Ik denk zelfs, om even een grote sprong te maken, dat dit uiteindelijk de werkelijke ontologische differentie is, het levensgrote verschil, niet zozeer tussen het zijnde en het zijn, zoals Heidegger dat uiteenzet, maar de onoverbrugbare kloof tussen wat wij denken en wat telkens weer blijkt te gebeuren en waarvan wij de verbaasde getuigen zijn zonder er veel van te begrijpen.
| |
| |
| |
VI
Misschien wordt het nu tijd om naar de werkelijkheid terug te keren of althans dat begrip nader te beschouwen. Wanneer wij dat woord gebruiken, verstaan wij daar, als we er al in geloven, iets totaal anders onder dan Aristoteles op het oog gehad moet hebben. Voor Aristoteles is de wereld dat wat wij waarnemen, wat onafhankelijk van ons waarnemen bestaat en wat wij niet maken en wat niet van ons is, zeg maar: de natuur. Voor ons, en zeker voor voorzover wij moderne activisten zijn, ligt het accent heel anders: de werkelijkheid bestaat allereerst niet onafhankelijk van ons waarnemen, want ons waarnemen kleurt haar, en zij is vooral dat wat mensen van de wereld maken, zeg maar: cultuur. Zij is niet een gegeven waarnaar we kunnen kijken, alsof het altijd de zevende dag was, maar een opdracht waaraan we altijd moeten werken en waaraan we bovendien zoveel verprutsen dat er steeds meer nood en steeds meer werk komt. Waarschijnlijk is het dat wat het ons onmogelijk maakt alleen maar te kijken of zelfs maar te erkennen dat zo'n moment van alleen maar kijken gerechtvaardigd kan zijn.
| |
VII
Iets dergelijks moet het ook geweest zijn wat al in de late oudheid het woord skepsis laadde met de bijbetekenis van ‘alleen maar kijken en niet tot een besluit of een beslissende daad komen’. Er zit bijna altijd een activistisch en ideologisch element in de weerleggingen van de skepsis en de verwijten aan het adres van de sceptici. Als het er niet op neerkomt dat zij de opbouw van een hanteerbaar wijsgerig systeem onmogelijk maken, dan wel hierop dat zij aan de bereidheid tot handelen elke basis dreigen te ontnemen. In beide gevallen krijgt de ideologie van het handelend optreden en het hanteerbaar maken van de wereld een prioriteit boven de werkelijkheid die zich aandient, en gaat het om de positie van de mens of, wat hetzelfde is, van de filosoof. En de filosoof is dan degene die op basis van inzicht in het hoe en wat van de werkelijkheid, die werkelijkheid naar zijn hand zet.

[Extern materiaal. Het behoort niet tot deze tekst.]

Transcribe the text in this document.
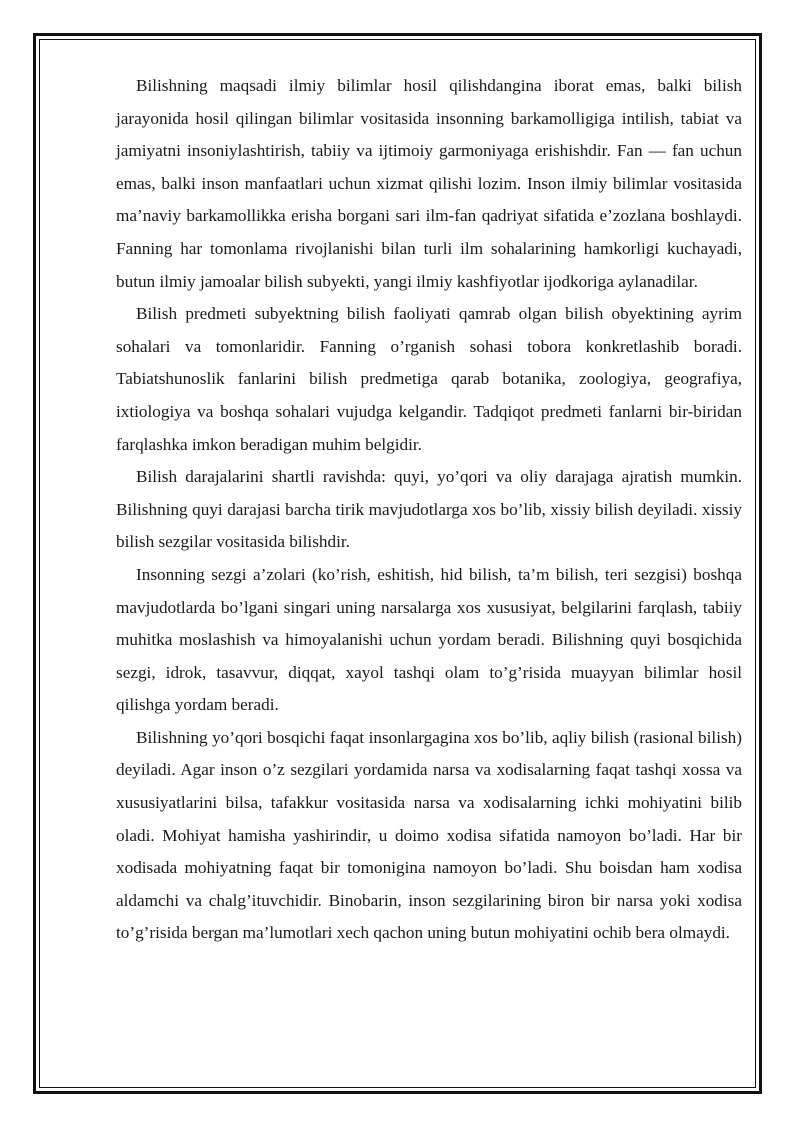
Bilishning maqsadi ilmiy bilimlar hosil qilishdangina iborat emas, balki bilish jarayonida hosil qilingan bilimlar vositasida insonning barkamolligiga intilish, tabiat va jamiyatni insoniylashtirish, tabiiy va ijtimoiy garmoniyaga erishishdir. Fan — fan uchun emas, balki inson manfaatlari uchun xizmat qilishi lozim. Inson ilmiy bilimlar vositasida ma’naviy barkamollikka erisha borgani sari ilm-fan qadriyat sifatida e’zozlana boshlaydi. Fanning har tomonlama rivojlanishi bilan turli ilm sohalarining hamkorligi kuchayadi, butun ilmiy jamoalar bilish subyekti, yangi ilmiy kashfiyotlar ijodkoriga aylanadilar.

Bilish predmeti subyektning bilish faoliyati qamrab olgan bilish obyektining ayrim sohalari va tomonlaridir. Fanning o’rganish sohasi tobora konkretlashib boradi. Tabiatshunoslik fanlarini bilish predmetiga qarab botanika, zoologiya, geografiya, ixtiologiya va boshqa sohalari vujudga kelgandir. Tadqiqot predmeti fanlarni bir-biridan farqlashka imkon beradigan muhim belgidir.

Bilish darajalarini shartli ravishda: quyi, yo’qori va oliy darajaga ajratish mumkin. Bilishning quyi darajasi barcha tirik mavjudotlarga xos bo’lib, xissiy bilish deyiladi. xissiy bilish sezgilar vositasida bilishdir.

Insonning sezgi a’zolari (ko’rish, eshitish, hid bilish, ta’m bilish, teri sezgisi) boshqa mavjudotlarda bo’lgani singari uning narsalarga xos xususiyat, belgilarini farqlash, tabiiy muhitka moslashish va himoyalanishi uchun yordam beradi. Bilishning quyi bosqichida sezgi, idrok, tasavvur, diqqat, xayol tashqi olam to’g’risida muayyan bilimlar hosil qilishga yordam beradi.

Bilishning yo’qori bosqichi faqat insonlargagina xos bo’lib, aqliy bilish (rasional bilish) deyiladi. Agar inson o’z sezgilari yordamida narsa va xodisalarning faqat tashqi xossa va xususiyatlarini bilsa, tafakkur vositasida narsa va xodisalarning ichki mohiyatini bilib oladi. Mohiyat hamisha yashirindir, u doimo xodisa sifatida namoyon bo’ladi. Har bir xodisada mohiyatning faqat bir tomonigina namoyon bo’ladi. Shu boisdan ham xodisa aldamchi va chalg’ituvchidir. Binobarin, inson sezgilarining biron bir narsa yoki xodisa to’g’risida bergan ma’lumotlari xech qachon uning butun mohiyatini ochib bera olmaydi.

Als daarentegen de filosoof uiteindelijk een toeschouwer is en als het kijken na alle doen en laten het laatste woord heeft, wordt het ook dubieus te spreken over een kennis als inzicht in het hoe en waarom van de dingen. Het kijken maakt alleen maar duidelijk dat er verschillen zijn, maar maakt ze niet hanteerbaar. Er is dan ook geen sprake van kennis als macht. Wie aandachtig kijkt, zit niet het universum te doorgronden of te corrigeren, maar eerder zich over het bestaan daarvan te verbazen. Kennis is beschouwelijker naargelang zij zich meer beperkt tot of terugvalt op het constateren dat de werkelijkheid er is, onafhankelijk van ons, en dat zij anders is dan wat wij denken. Dat is wat een filosofie van de zevende dag ons kan leren. Zij leert ook dat een nuchtere filosoof als Aristoteles naar de wereld keek met een blik die niet alleen nieuwsgierig en gretig was, maar vooral ook lyrisch.